Les signes qui peuvent faire penser à des actes de maltraitance sont nombreux. « Un voisin peut être alerté par des violences sonores : des bruits de coups, des cris ou des pleurs récurrents, explique le docteur Lazimi. Mais il peut aussi y avoir des violences verbales, c’est-à-dire des insultes, des propos dévalorisants ou des humiliations de la part des adultes. Les signes physiques aussi sont révélateurs de situations de violence, comme des traces de coups, de blessures ou de brûlures bien sûr, mais aussi la survenue d’un retard important au niveau psychomoteur (retard du langage, de la marche, de la coordination). Une apparence négligée ou sale est aussi un indice à prendre en compte. Enfin, les troubles du comportement, un enfant qui change de façon d’être en présence de certaines personnes, qui devient triste, craintif, mutique, qui a peur, ou encore qui a des préoccupations sexuelles inadaptées pour son âge, doivent attirer l’attention. C’est bien sûr un faisceau de signes qui doit nous alerter. » Les violences faites aux enfants sont exercées dans huit cas sur dix dans un cadre familial. Elles sont le premier facteur de risque de tentative de suicide, d’addictions et de décrochage scolaire chez les jeunes.

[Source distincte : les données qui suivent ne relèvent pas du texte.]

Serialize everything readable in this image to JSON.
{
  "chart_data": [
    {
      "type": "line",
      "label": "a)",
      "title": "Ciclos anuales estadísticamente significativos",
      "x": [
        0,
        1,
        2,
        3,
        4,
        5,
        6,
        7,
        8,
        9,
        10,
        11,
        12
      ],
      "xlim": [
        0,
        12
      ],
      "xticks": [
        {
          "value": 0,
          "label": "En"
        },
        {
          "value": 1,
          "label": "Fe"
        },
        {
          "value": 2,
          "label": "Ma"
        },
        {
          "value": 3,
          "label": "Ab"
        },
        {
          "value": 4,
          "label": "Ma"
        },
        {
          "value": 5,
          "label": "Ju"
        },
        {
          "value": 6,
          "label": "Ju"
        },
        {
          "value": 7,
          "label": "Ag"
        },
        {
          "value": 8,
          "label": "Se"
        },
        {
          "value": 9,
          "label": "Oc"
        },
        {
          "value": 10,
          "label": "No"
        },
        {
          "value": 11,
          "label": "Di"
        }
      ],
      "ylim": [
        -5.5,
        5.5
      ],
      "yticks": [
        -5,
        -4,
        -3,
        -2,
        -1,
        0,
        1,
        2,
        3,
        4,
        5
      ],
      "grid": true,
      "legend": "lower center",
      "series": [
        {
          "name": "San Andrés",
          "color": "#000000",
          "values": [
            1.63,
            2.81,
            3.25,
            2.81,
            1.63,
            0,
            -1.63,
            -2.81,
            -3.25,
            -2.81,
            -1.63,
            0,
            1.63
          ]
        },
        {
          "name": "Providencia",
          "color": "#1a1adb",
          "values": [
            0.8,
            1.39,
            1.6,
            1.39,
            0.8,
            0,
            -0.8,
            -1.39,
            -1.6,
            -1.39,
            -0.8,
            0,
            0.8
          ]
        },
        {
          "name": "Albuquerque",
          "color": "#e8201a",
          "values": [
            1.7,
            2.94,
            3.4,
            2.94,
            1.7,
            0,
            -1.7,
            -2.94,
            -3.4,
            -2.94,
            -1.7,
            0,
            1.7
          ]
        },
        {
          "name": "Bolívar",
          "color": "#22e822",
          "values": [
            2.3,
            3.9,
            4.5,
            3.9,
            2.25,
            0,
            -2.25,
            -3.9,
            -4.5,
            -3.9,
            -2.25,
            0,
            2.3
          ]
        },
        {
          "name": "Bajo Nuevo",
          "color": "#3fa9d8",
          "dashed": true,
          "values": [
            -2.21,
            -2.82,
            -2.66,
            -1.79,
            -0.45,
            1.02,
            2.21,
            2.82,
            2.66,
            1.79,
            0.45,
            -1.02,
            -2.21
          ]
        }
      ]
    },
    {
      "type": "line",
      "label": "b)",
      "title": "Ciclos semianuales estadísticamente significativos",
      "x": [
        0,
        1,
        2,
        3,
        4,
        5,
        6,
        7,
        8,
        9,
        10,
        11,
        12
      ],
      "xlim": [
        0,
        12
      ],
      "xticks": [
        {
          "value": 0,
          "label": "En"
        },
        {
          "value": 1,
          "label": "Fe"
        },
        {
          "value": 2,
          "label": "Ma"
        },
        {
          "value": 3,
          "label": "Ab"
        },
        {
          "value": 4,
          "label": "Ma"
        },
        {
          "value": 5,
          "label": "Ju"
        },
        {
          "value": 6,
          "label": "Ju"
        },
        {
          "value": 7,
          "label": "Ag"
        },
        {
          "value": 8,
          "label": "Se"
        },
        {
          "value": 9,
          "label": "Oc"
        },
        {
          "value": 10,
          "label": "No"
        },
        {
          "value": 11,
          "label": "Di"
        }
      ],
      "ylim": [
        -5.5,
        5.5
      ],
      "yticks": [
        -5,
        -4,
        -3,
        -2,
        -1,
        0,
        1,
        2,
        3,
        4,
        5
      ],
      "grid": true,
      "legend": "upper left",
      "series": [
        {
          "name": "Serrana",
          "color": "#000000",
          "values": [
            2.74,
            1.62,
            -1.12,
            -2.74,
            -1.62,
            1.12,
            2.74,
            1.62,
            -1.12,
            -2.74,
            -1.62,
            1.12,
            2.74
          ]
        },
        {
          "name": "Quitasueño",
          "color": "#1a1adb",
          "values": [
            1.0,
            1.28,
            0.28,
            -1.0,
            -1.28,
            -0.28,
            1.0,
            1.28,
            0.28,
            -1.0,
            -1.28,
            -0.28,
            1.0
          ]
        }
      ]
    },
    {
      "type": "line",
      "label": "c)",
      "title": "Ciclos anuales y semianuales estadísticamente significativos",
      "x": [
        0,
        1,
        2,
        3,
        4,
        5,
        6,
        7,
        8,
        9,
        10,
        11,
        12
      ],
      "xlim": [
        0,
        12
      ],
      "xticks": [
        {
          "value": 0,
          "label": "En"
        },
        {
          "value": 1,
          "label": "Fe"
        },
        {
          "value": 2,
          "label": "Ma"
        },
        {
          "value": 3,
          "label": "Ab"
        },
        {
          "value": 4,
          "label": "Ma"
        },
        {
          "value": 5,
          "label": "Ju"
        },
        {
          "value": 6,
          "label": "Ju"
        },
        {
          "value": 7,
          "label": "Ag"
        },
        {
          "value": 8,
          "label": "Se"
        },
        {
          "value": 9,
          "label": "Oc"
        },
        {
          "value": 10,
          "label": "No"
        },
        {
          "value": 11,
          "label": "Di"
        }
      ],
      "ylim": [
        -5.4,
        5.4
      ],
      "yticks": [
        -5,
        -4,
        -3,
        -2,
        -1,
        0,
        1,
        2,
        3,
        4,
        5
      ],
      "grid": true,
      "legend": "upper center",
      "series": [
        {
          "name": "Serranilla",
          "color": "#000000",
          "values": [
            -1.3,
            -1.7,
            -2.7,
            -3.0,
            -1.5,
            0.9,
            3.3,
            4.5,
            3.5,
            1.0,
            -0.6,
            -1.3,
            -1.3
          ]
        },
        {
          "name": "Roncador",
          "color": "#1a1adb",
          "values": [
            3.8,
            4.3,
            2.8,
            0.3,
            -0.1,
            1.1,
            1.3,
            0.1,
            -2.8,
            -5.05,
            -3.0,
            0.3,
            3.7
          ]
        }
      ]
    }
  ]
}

*L’association Innocence en danger, qui lutte contre les violences faites aux enfants, a mené le 22 octobre une opération de sensibilisation intitulée « Juste un mur », place de la République, à Paris. Trois murs ont été érigés pour symboliser l’histoire de trois enfants décédés suite à des violences qui n’avaient pas été signalées par leurs voisins.

Comment fonctionne le 119 ?

On ne le rappellera jamais assez, le 119 est le numéro à contacter pour signaler des violences subies par un enfant. Le service national d’accueil téléphonique de l’enfance en danger est accessible gratuitement 24 heures sur 24 et 7 jours sur 7. Des écoutants répondent aux appels passés anonymement par les adultes comme par les enfants. Ils évaluent la situation, donnent des conseils et, si besoin, contactent les services de secours (police, pompiers). Ils rédigent également un compte rendu d’entretien, qui est envoyé à la cellule de recueil des informations préoccupantes (Crip) du département concerné. Celle-ci étudie le dossier et propose des solutions adaptées (accompagnement éducatif par l’aide sociale à l’enfance, mesure de protection par la justice…).